How about key challenges?

Like any new methodology, it is not without its challenges;

  • Building design has to be finalised (and fully locked down) much earlier than with traditional methods of construction in order for it to work with the foundations and superstructure.
  • The agreement of ownership, and issuance of vesting certificates, can be a significant challenge if large volumes of materials/modules are either being stored off-site, or being transported significant distances in order to reach the site. Deciding at which point ownership transfers from modular manufacturer to developer can be challenging.
  • The above challenge requires financiers/funders of the development to be far more hands-on and involved in the production process in order to facilitate smooth issuance of vesting certificates and payment, otherwise efficiency gains can be quickly eradicated due to financial hold-ups.
  • The ability to move between modular manufacturers on a given project is currently extremely limited due to the large variance in systems and data being used across the industry.
  • Traditional forms of contract require bespoke amendments, guided by the eye of a lawyer experienced in the world of modular construction, in order to allow for elements such as testing being incorporated within the scope of works.
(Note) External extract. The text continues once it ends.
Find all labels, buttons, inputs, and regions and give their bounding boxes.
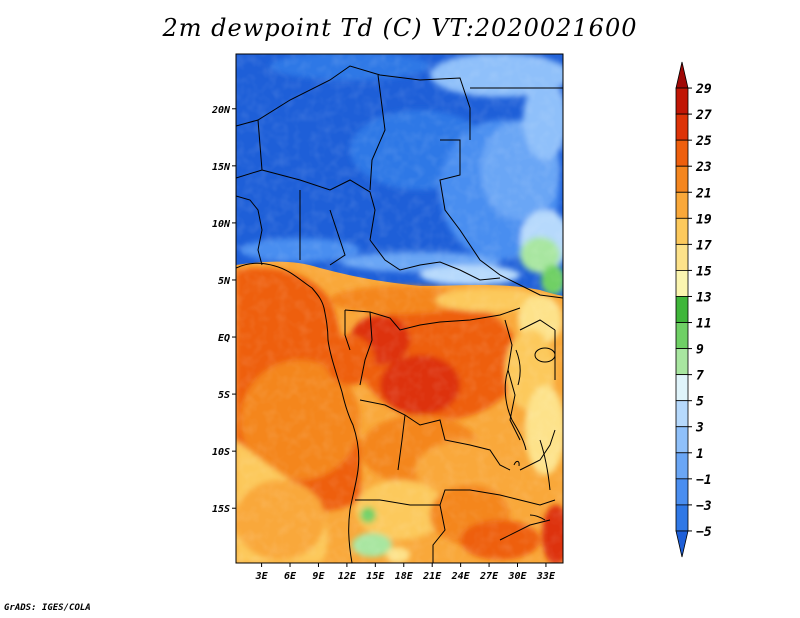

What does this mean for insurance?

Whilst not new to the UK construction market, insurers are still wary of modular construction, as generally they have not yet built up enough of an experience in how these buildings perform over time to have reliable actuarial models upon which to base their underwriting. As a result, there are pockets of expertise within the market, but the general attitude is one of nervousness, usually resulting in higher rates.

Key considerations to be aware of are linked to Professional Indemnity (PI) insurance;

  • The aggregation/series of claims clause – Due to the significant potential for multiple, identical and repetitive defects in a modular design, it is vital for the manufacturer/contractor to have an appropriate clause in their PI insurance policy wording. This should allow for only one policy excess to be applied in such a scenario where each defect has arisen out of the same proximate clause, rather than each defect and claim having its own excess applied, as this could result in a huge variance in what is paid out in the event of a claim. With the rise in PI excesses in recent years, it could even be the difference between a claim breaching the excess at all, or not.
  • Fitness for purpose – Partly a contractual issue, partly an insurance issue – employers tend to push for a fitness for purpose obligation in modular construction due to the increased reliance on the modular manufacturer for the design and performance of the building. This should be avoided wherever possible as insurers are extremely reluctant to offer protection against fitness for purpose clauses; and where unavoidable, please consult your broker as early as possible in the process to see what options you have available to you.

This is growth market, and one of the many directions in which our industry is adopting in order to achieve the aggressive government housing and emissions targets. Therefore, modular construction is likely here to stay – how far the boundaries are pushed and how quickly it is adopted, however, remains to be seen. Mark Farmer’s recent appointment as the government’s champion for MMC indicates the accelerator may be about to be engaged.